Farmers market food safety: A comprehensive review of training needs in the U.S.
DOI:
https://doi.org/10.5304/jafscd.2024.141.005
Keywords:
pathogen, cross-contamination, vendor, manager, value-added, fresh produce, cottage food, local food system, farmers markets, regulations, food safety, education and training, facilities, Good Farmers’ Market PracticesAbstract
Farmers markets offer an apparently easy way for small-scale or hobbyist food producers to sell fresh produce, meat, and poultry from their farms or distribute value-added products, but they may be unaware of the foodborne illness risks associated with both fresh produce and derivative products, as well as of their local food safety requirements. Food guidance and rules vary from state to state and market to market, making it difficult for individuals to navigate the various regulatory levels.
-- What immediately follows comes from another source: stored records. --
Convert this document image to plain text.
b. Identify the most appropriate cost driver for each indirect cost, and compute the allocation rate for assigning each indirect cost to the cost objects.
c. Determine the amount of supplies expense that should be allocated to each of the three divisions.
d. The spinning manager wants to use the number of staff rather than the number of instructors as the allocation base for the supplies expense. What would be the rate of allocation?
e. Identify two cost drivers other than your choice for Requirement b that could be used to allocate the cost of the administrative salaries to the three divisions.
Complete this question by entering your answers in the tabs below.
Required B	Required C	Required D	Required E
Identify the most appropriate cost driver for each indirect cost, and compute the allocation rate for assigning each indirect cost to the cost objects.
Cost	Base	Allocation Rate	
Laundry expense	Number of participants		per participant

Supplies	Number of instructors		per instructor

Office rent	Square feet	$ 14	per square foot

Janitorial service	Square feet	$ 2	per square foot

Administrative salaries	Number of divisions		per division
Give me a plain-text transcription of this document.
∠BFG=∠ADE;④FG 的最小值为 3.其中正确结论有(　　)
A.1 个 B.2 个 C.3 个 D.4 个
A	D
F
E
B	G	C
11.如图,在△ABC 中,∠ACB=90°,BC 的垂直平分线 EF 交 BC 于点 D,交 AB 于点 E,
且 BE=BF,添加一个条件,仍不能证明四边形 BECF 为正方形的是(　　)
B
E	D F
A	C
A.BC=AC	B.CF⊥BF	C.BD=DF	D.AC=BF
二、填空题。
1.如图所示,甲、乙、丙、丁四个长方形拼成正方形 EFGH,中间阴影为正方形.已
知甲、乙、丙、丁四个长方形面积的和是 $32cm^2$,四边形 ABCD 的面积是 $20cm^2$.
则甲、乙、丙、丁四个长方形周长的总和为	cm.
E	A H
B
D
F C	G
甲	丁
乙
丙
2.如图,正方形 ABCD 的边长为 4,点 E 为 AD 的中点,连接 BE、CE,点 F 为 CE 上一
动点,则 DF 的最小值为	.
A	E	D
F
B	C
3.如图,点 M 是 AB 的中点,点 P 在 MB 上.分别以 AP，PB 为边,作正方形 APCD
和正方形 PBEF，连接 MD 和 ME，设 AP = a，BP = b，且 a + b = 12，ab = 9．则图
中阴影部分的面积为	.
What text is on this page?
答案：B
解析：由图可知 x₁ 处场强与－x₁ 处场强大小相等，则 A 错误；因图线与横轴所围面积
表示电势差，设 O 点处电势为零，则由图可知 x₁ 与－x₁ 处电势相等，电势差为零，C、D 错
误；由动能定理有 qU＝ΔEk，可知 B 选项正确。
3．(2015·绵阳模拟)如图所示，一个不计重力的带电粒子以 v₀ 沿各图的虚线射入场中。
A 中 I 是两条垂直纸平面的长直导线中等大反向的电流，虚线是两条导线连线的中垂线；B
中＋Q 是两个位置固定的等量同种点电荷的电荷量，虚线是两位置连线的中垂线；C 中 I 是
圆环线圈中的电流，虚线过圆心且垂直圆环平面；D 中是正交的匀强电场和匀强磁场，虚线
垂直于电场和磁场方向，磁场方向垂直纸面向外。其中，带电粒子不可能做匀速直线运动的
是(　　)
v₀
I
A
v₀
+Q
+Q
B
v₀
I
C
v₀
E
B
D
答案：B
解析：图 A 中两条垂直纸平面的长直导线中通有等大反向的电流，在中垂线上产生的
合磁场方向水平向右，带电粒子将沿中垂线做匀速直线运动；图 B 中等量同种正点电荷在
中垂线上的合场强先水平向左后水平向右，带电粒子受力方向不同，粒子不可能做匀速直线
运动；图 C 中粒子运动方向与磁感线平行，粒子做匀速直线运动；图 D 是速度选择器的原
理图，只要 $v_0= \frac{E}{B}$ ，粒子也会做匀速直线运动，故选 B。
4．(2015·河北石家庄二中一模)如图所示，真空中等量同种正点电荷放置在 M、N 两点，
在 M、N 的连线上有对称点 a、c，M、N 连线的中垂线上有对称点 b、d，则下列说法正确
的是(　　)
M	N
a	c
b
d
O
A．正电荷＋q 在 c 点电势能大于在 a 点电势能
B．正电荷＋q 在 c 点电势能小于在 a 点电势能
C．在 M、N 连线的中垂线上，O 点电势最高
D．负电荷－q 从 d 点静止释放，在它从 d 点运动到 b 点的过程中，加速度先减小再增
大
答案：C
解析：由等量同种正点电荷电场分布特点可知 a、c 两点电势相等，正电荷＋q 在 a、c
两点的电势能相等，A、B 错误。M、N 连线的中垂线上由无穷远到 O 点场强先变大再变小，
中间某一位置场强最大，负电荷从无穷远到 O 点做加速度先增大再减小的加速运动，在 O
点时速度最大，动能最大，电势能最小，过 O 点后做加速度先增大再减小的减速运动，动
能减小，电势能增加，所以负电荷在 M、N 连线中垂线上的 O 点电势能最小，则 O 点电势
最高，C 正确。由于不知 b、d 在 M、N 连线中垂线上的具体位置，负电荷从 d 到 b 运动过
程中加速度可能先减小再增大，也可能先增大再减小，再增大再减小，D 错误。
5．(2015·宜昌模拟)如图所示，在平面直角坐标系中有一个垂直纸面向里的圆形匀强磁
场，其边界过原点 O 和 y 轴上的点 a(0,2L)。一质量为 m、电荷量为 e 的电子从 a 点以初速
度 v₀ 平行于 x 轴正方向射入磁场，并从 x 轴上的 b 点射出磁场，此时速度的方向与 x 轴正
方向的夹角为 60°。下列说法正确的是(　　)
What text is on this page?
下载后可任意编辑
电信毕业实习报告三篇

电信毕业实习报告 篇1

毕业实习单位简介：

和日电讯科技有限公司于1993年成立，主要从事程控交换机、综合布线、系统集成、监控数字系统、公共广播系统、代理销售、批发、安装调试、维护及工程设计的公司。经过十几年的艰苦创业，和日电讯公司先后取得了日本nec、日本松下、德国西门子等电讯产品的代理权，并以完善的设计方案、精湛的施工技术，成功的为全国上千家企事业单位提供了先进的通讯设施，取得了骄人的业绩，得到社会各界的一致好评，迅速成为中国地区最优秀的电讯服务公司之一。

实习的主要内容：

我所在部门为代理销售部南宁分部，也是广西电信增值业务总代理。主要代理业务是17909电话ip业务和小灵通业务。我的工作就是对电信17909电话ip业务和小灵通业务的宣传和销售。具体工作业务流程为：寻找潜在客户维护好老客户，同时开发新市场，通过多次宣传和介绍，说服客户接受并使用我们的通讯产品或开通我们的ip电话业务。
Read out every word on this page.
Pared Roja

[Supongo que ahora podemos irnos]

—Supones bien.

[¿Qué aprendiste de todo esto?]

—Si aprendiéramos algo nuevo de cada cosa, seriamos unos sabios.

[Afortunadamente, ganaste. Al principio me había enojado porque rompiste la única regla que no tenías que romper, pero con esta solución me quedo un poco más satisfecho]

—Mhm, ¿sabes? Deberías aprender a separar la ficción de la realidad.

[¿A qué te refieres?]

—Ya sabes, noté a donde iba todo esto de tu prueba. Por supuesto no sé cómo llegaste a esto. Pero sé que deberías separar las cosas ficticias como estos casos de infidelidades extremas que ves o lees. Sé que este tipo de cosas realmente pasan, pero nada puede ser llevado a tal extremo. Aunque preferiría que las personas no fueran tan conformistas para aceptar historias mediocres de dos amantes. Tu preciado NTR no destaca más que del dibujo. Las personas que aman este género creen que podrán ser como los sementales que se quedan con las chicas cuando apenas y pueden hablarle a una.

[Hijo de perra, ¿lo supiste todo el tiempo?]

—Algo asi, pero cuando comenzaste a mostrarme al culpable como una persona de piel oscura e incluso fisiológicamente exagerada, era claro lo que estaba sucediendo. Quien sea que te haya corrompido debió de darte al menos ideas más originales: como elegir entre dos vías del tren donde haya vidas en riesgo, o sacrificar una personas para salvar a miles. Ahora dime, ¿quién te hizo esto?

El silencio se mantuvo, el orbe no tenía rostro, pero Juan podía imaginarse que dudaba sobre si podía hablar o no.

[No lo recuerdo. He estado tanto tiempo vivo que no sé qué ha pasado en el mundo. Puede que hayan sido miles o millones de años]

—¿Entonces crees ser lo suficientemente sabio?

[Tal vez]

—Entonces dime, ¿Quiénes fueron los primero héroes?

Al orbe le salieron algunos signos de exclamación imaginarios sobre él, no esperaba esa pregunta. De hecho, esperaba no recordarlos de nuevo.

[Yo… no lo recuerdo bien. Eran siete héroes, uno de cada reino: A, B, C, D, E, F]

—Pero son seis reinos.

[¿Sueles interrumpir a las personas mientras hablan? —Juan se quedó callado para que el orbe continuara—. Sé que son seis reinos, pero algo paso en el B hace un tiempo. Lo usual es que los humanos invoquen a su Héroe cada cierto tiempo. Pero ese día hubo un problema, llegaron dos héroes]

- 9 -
Even if a local food producer is exempt from these rules due to their amount of sales, they will still benefit greatly from resources and educational tools that increase awareness and knowledge of food safety best practices. This review discusses current knowledge of and guidelines for food safety in farmers markets based on peer-reviewed and grey literature as well as published guidelines and recommendations. We examine facilities and supplies, regulatory measures, education and training, and Good Farmers Market Practices as preventive measures to enhance food safety in farmers markets, which are critical to local and regional food systems. Overall, we identified various barriers to implementing farmers market food safety standards and practices in this scoping review; removing these barriers will require the participation of local regularity authorities, market managers, vendors, and consumers.